Storytelling in corporate training
Sound interesting? However, you do not have to force yourself into scenario-based learning. Storytelling works in some concepts better than others. There is definitely no one solution to everything. It would be distracting to tell stories about how to use a technical software. In spite of such fact, this method could be utilized in a wide range of application in corporate training including:
- New hire training: A nice introduction about the company history, philosophy, and policies could be presented by an engaging story of how everything started.
- Product training: Tell a story about how the products were created and what the founders expect them to become. There you go. You now have a compelling story about the product features.
- Application training: A story of how one goes from zero to hero in efficiently use of some applications.
- Soft skills training: Probably the most compelling application of storytelling in corporate training. Soft skills present in every aspect of life from working productively to deepening the social circle in office. We can easily include inspiring stories based on an employee’s daily life, making them more relatable to our learners.
Nonetheless, elements of storytelling would still add values to circumstances where a formal story-led approach isn’t going to work for a piece of content. We can introduce a character to guide learners through the content or making the content more conversational to add the personal feel.
The advantages of storytelling method
1. Realistic content to improve the learning outcomes
Storytelling could bring the learning content to life as long as you keep the characters, plots, and dialogues convincing enough. If the story is relatable and built from daily-life concerns, learners would find it easier to apply the knowledge in their own work setting. Even if the plot is not so true to the employees, they can still feel themselves in the characters.
Hence there is no need to create too dramatic and fantasy scenarios. The far-from-reality ideas may seem entertaining (yes, Marvel would be hard to resist), but they are more likely to be distracting than engaging. In fact, one of the best approaches in storytelling is to demonstrate the real challenges faced by the target audience then give solutions to these issues.
Look at this example of Business Laws Training made by F.Learning Studio. We use a storytelling approach with the aids of animations to engage learners throughout the learning process. The story is much simple and relatable.
2. Relatable stories to trigger emotion and motivation
A good story often makes the audience feel related to the characters. We could tell a corporate story implying the learners as the main characters. The employees now can feel themselves as the protagonists of the stories. This technique creates a “you can do it” impression to the learners then motivates them to perform more.

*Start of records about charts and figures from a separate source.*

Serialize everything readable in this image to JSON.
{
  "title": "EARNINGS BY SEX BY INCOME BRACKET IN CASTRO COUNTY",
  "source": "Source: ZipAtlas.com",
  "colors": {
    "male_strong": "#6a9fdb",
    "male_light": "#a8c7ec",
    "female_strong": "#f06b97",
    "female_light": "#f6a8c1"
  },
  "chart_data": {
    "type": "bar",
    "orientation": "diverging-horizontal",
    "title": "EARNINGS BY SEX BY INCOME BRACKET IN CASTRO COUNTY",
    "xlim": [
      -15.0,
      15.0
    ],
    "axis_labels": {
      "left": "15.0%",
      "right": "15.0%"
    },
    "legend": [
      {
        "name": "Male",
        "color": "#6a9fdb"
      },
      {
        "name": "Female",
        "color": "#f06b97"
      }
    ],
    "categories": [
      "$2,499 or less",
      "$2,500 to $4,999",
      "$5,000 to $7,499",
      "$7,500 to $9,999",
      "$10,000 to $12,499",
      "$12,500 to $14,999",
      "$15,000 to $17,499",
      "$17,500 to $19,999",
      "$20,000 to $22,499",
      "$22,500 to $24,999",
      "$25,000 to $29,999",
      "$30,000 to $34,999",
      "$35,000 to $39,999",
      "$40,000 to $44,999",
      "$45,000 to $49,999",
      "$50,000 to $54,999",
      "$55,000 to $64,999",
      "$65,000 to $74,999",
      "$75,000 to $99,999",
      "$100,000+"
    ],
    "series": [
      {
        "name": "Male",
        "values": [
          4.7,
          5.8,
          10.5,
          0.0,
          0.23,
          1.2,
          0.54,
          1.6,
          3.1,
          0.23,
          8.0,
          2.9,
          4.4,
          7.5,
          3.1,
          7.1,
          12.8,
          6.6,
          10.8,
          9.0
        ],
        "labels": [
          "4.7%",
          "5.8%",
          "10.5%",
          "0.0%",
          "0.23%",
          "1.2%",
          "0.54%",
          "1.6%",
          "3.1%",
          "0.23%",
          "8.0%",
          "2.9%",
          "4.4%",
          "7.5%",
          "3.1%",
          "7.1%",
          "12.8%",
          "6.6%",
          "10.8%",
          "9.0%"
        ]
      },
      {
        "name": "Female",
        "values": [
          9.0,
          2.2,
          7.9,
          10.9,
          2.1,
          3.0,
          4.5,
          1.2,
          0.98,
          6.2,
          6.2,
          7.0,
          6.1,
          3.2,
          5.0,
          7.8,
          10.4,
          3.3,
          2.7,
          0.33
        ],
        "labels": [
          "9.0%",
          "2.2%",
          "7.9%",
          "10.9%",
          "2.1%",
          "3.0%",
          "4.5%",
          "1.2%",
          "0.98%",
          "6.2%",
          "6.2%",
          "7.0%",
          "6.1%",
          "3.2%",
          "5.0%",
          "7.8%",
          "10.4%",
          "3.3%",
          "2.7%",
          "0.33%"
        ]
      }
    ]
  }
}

Stories can also benefit corporate training as an emotional trigger. There is a supported theory that emotional events yield the most significant learning. The emotion needs not be dramatic and heartbroken, as you may think of emotional movies. Humour is a worthy element that could add great value to your training. If you want learners to recall the information while engaged in the course better, then consider adding humour.

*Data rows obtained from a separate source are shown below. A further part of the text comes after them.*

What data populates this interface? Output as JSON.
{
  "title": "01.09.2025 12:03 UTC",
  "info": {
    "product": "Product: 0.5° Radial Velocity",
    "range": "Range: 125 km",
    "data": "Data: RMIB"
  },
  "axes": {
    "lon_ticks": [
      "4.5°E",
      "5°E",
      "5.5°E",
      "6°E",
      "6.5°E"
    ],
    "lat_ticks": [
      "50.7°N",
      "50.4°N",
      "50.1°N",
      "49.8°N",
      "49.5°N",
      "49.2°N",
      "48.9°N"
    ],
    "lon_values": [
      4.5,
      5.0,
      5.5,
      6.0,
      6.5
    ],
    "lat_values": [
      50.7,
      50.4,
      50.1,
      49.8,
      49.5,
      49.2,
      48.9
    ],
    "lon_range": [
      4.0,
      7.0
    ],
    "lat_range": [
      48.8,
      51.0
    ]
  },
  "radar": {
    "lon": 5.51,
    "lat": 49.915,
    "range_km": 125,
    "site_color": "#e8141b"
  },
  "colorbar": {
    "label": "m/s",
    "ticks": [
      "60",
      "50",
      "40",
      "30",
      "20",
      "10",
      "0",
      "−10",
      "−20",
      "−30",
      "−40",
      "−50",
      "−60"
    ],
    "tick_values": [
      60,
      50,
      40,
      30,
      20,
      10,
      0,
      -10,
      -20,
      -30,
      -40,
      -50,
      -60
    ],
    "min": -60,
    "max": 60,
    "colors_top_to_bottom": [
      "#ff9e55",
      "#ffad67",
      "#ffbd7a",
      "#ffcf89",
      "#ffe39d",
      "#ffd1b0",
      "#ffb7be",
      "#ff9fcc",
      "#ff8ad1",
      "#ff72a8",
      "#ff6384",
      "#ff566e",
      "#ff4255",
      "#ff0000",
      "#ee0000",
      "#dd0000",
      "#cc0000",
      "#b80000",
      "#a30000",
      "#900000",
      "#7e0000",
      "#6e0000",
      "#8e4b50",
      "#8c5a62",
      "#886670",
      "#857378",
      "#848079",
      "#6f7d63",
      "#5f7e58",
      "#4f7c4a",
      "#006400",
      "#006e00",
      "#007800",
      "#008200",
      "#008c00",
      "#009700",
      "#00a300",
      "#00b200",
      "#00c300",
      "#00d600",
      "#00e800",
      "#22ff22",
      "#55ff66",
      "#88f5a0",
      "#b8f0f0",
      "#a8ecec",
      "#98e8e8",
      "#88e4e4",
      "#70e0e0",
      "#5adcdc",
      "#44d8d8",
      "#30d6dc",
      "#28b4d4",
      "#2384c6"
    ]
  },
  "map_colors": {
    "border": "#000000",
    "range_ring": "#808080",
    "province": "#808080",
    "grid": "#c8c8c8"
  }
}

3. Grab learner-attention with visual materials
Your training courses may need the support of visual materials for clearer idea explanation, or for better learner’s enjoyment. Storytelling could make the best aid to visual content like videos an animations.
Without any stories, the live-action or animated learning videos would lack depth and just play as visual explanation or narration to the course. In fact, this plain explanation approach could work in other training courses like science or engineering, where most of the learning concepts are terribly complicated. However, with corporate training, especially soft-skill training, we need more than an explainer video. Just add a character to narrate learners through the content, the videos would be much better.
Storytelling is one of the most amazing training methods that change corporate training into something more engaging and efficient than the dry academic details. We live until today with various stories in our heart. We learned histories and even morality lessons through stories. Our brains are designed to memorize stories then. Storytelling is never limited to kids fairy tales before sleep, we can use this method to bring great impact to the corporate training.